Thursday, September 10, 2009

Rule of St Benedict Reading for September 10, 2009

January 10, May 11, September 10

Chapter 2: What Kind of Person the Abbess Ought to Be

Let the Abbess always bear in mind
that at the dread Judgment of God
there will be an examination of these two matters:
her teaching and the obedience of her disciples.
And let the Abbess be sure
that any lack of profit
the master of the house may find in the sheep
will be laid to the blame of the shepherd.
On the other hand,
if the shepherd has bestowed all her pastoral diligence
on a restless, unruly flock
and tried every remedy for their unhealthy behavior,
then she will be acquitted at the Lord's Judgment
and may say to the Lord with the Prophet:
"I have not concealed Your justice within my heart;
Your truth and Your salvation I have declared" (Ps. 39[40]:11).
"But they have despised and rejected me" (Is. 1:2; Ezech. 20:27).
And then finally let death itself, irresistible,
punish those disobedient sheep under her charge.

Some thoughts;

In dealing with the monks, Benedict suggests that the abbot adopt himself to circumstances and characters. A monastery will thrive if it is ruled by a reasonable abbot. Monastic history is full of examples of what did or did not happen under administration of abbots.

I confess, I don't care for the physical punishment of recalcitrant monks. I have to keep reminding myself that up until very very recently physical punishment did take place. And there are parts of the world where it is still being used.

The role of father is only 1 of several that Benedict expects the abbot to fill. The abbot is also judge, master, servant, shepherd, steward, teach and physician. In all these functions the abbot is encouraged to be Christ-like.

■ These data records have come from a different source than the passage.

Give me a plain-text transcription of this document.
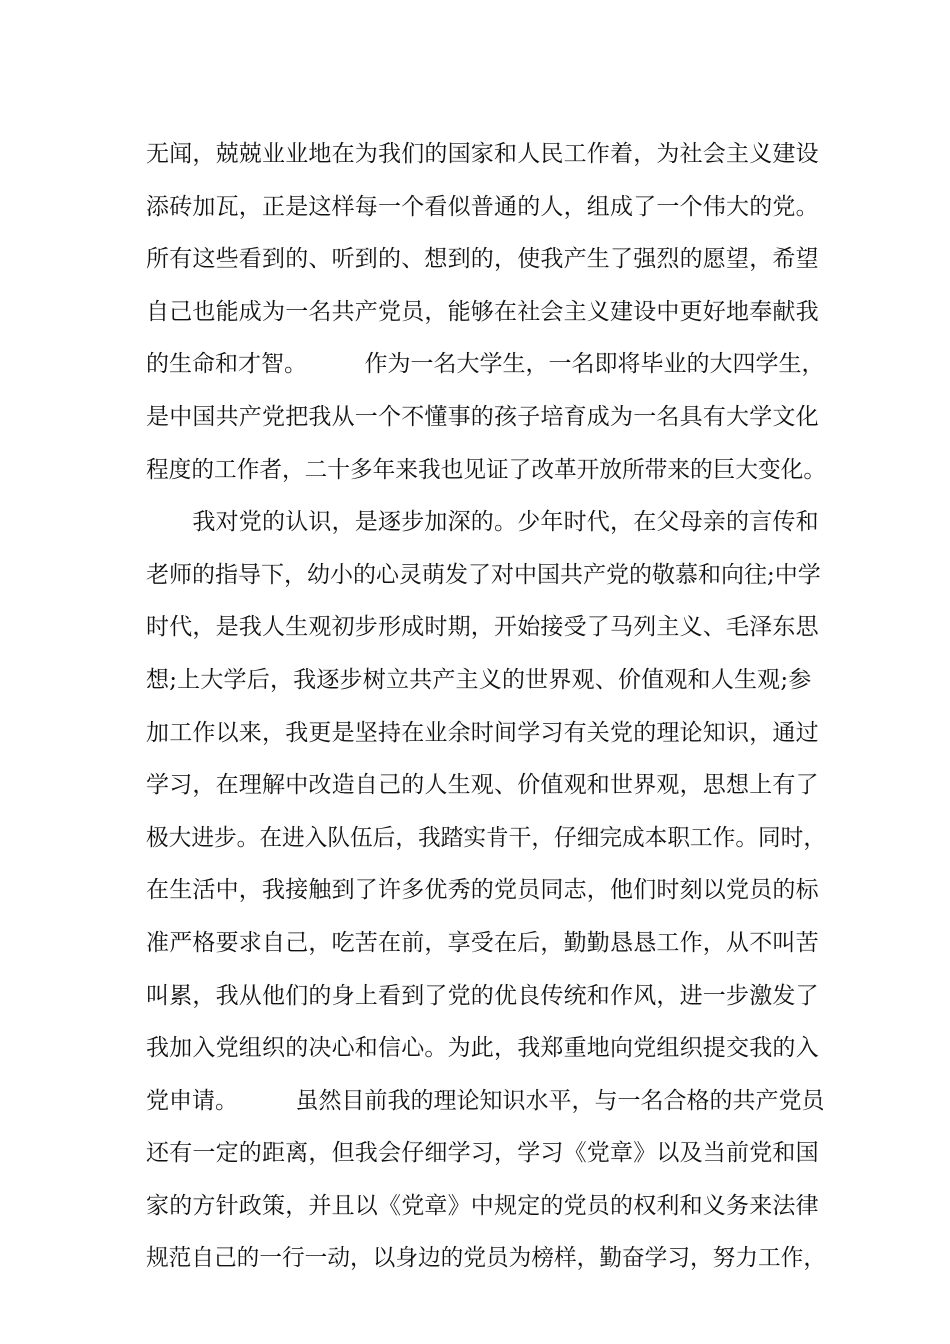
无闻，兢兢业业地在为我们的国家和人民工作着，为社会主义建设
添砖加瓦，正是这样每一个看似普通的人，组成了一个伟大的党。
所有这些看到的、听到的、想到的，使我产生了强烈的愿望，希望
自己也能成为一名共产党员，能够在社会主义建设中更好地奉献我
的生命和才智。　　　作为一名大学生，一名即将毕业的大四学生，
是中国共产党把我从一个不懂事的孩子培育成为一名具有大学文化
程度的工作者，二十多年来我也见证了改革开放所带来的巨大变化。
　　我对党的认识，是逐步加深的。少年时代，在父母亲的言传和
老师的指导下，幼小的心灵萌发了对中国共产党的敬慕和向往;中学
时代，是我人生观初步形成时期，开始接受了马列主义、毛泽东思
想;上大学后，我逐步树立共产主义的世界观、价值观和人生观;参
加工作以来，我更是坚持在业余时间学习有关党的理论知识，通过
学习，在理解中改造自己的人生观、价值观和世界观，思想上有了
极大进步。在进入队伍后，我踏实肯干，仔细完成本职工作。同时，
在生活中，我接触到了许多优秀的党员同志，他们时刻以党员的标
准严格要求自己，吃苦在前，享受在后，勤勤恳恳工作，从不叫苦
叫累，我从他们的身上看到了党的优良传统和作风，进一步激发了
我加入党组织的决心和信心。为此，我郑重地向党组织提交我的入
党申请。　　　虽然目前我的理论知识水平，与一名合格的共产党员
还有一定的距离，但我会仔细学习，学习《党章》以及当前党和国
家的方针政策，并且以《党章》中规定的党员的权利和义务来法律
规范自己的一行一动，以身边的党员为榜样，勤奋学习，努力工作，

The abbot will be judged not only by what he has taught but by how well the monks respond to his teaching. He will have to give an accounting on judgement day. Fortunately for the abbot, Benedict assures him of an acquittal if it has been proved that the monks paid no attention to him. Sometimes parents blame themselves for the way their children turn out. Benedict says don't do that. If you have really tried, you can't be blamed.